18 November 2010
Trendiness is Next to Godliness
Two quotes from the website of Solomon's Porch, a holistic, missional and emergent Christian community:
(1) "You will not find statements of what our community believes on this site. Belief is a dynamic lived reality and doesn't lend itself to website statements."
Wow. Even those horrid old liberals are quite happy to tell you (often in fair detail) what they believe on their websites...
(2) "God's Spirit takes precedence over all structures and systems".
Wow. So daring, so trendy, so avant garde. So ineffably postmodern. So radically non-committal, so courageously vacuous.
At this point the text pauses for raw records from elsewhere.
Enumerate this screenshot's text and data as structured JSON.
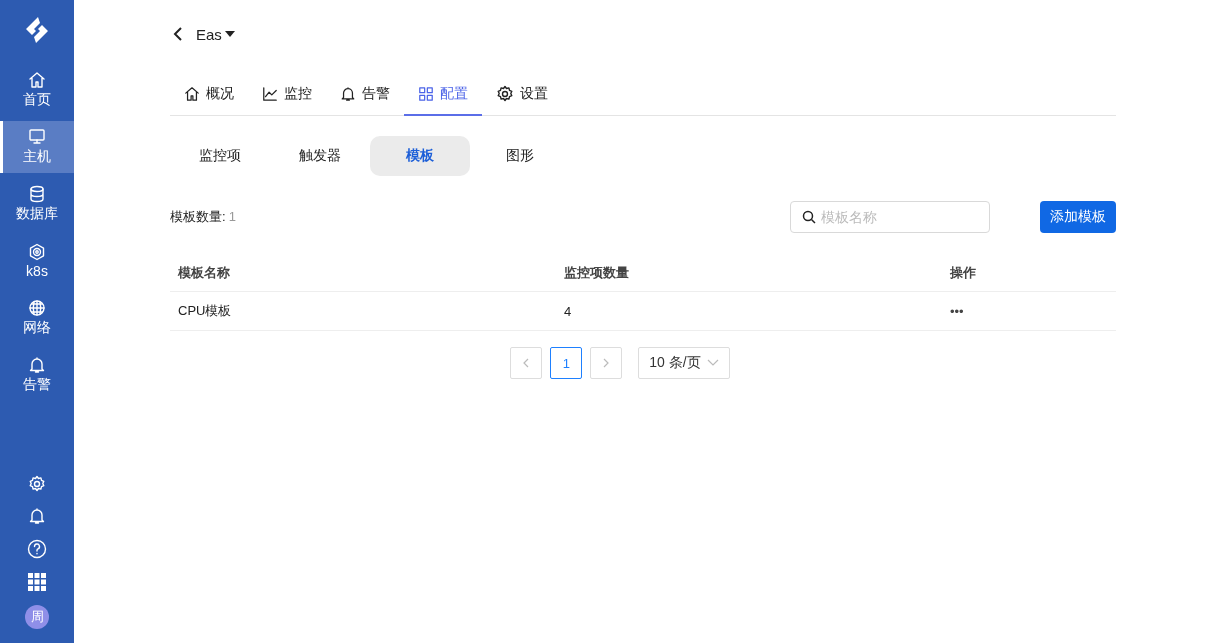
{
  "sidebar": {
    "items": [
      {
        "label": "首页",
        "selected": false
      },
      {
        "label": "主机",
        "selected": true
      },
      {
        "label": "数据库",
        "selected": false
      },
      {
        "label": "k8s",
        "selected": false
      },
      {
        "label": "网络",
        "selected": false
      },
      {
        "label": "告警",
        "selected": false
      }
    ],
    "avatar": "周"
  },
  "header": {
    "title": "Eas"
  },
  "tabs": [
    {
      "label": "概况",
      "selected": false
    },
    {
      "label": "监控",
      "selected": false
    },
    {
      "label": "告警",
      "selected": false
    },
    {
      "label": "配置",
      "selected": true
    },
    {
      "label": "设置",
      "selected": false
    }
  ],
  "subtabs": [
    {
      "label": "监控项",
      "selected": false
    },
    {
      "label": "触发器",
      "selected": false
    },
    {
      "label": "模板",
      "selected": true
    },
    {
      "label": "图形",
      "selected": false
    }
  ],
  "count": {
    "label": "模板数量:",
    "value": "1"
  },
  "search": {
    "placeholder": "模板名称"
  },
  "add_button": "添加模板",
  "table": {
    "columns": [
      "模板名称",
      "监控项数量",
      "操作"
    ],
    "rows": [
      [
        "CPU模板",
        "4",
        "•••"
      ]
    ]
  },
  "pagination": {
    "pages": [
      {
        "label": "1",
        "selected": true
      }
    ],
    "page_size": "10 条/页"
  }
}
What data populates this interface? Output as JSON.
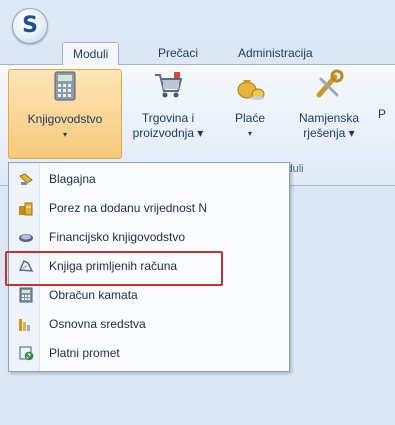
{
  "tabs": [
    "Moduli",
    "Prečaci",
    "Administracija"
  ],
  "app_button": {
    "letter": "S"
  },
  "ribbon": {
    "buttons": [
      {
        "line1": "Knjigovodstvo",
        "line2": "▾",
        "icon": "calculator-icon"
      },
      {
        "line1": "Trgovina i",
        "line2": "proizvodnja ▾",
        "icon": "shopping-cart-icon"
      },
      {
        "line1": "Plaće",
        "line2": "▾",
        "icon": "money-bags-icon"
      },
      {
        "line1": "Namjenska",
        "line2": "rješenja ▾",
        "icon": "tools-icon"
      },
      {
        "line1": "P",
        "line2": "",
        "icon": ""
      }
    ],
    "group_label": "p moduli"
  },
  "menu": {
    "items": [
      {
        "label": "Blagajna",
        "icon": "cash-register-icon"
      },
      {
        "label": "Porez na dodanu vrijednost N",
        "icon": "coins-icon"
      },
      {
        "label": "Financijsko knjigovodstvo",
        "icon": "ledger-icon"
      },
      {
        "label": "Knjiga primljenih računa",
        "icon": "invoice-book-icon"
      },
      {
        "label": "Obračun kamata",
        "icon": "calculator-small-icon"
      },
      {
        "label": "Osnovna sredstva",
        "icon": "assets-icon"
      },
      {
        "label": "Platni promet",
        "icon": "payment-icon"
      }
    ],
    "highlighted_index": 3
  },
  "colors": {
    "highlight": "#c8312e",
    "active": "#f7c879"
  }
}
So tediously predictable.
The pertinent question that raises its impertinent head is: "How do we know when the actual Spirit of God is actually guiding us and when we are just imagining that he is?"
One of the main figures at Solomon's Porch is Doug Pagitt (see picture above).
Doug says about his latest book Church in the Inventive Age (2010):
"This is my latest book - it is a fast-paced, big-idea, thought-provoking invitation for churches to be full participants in a cultural age where creativity, participation and inclusion are the norm. This book is designed as a conversation starter for professional and lay church leaders who know that something important is happening in our culture that creates fresh, exciting opportunities for Christianity in our world."
Where DOES one learn to write like this? Is it a gift, or can I learn to do it too? It sounds like a politician - smooth, apparently meaningful words which somehow manage to say almost nothing.
I shouldn't be such a grouch. I am a bad person.
In his Church Re-Imagined (2005), Doug says:
"To move beyond the passive approach to faith, we've tried to create a community that's more like a potluck: people eat and they also bring something for others. Our belief is built when all of us engage our hopes, dreams, ideas and understandings with the story of God as it unfolds through history and through us."
Given Doug's unconventional view of the Bible (which he admits to happily and freely), where exactly is this "story of God" recorded and what is its content? We do need to know this, because stories of God are (sadly) two a penny in this fast-moving and increasingly confusing world.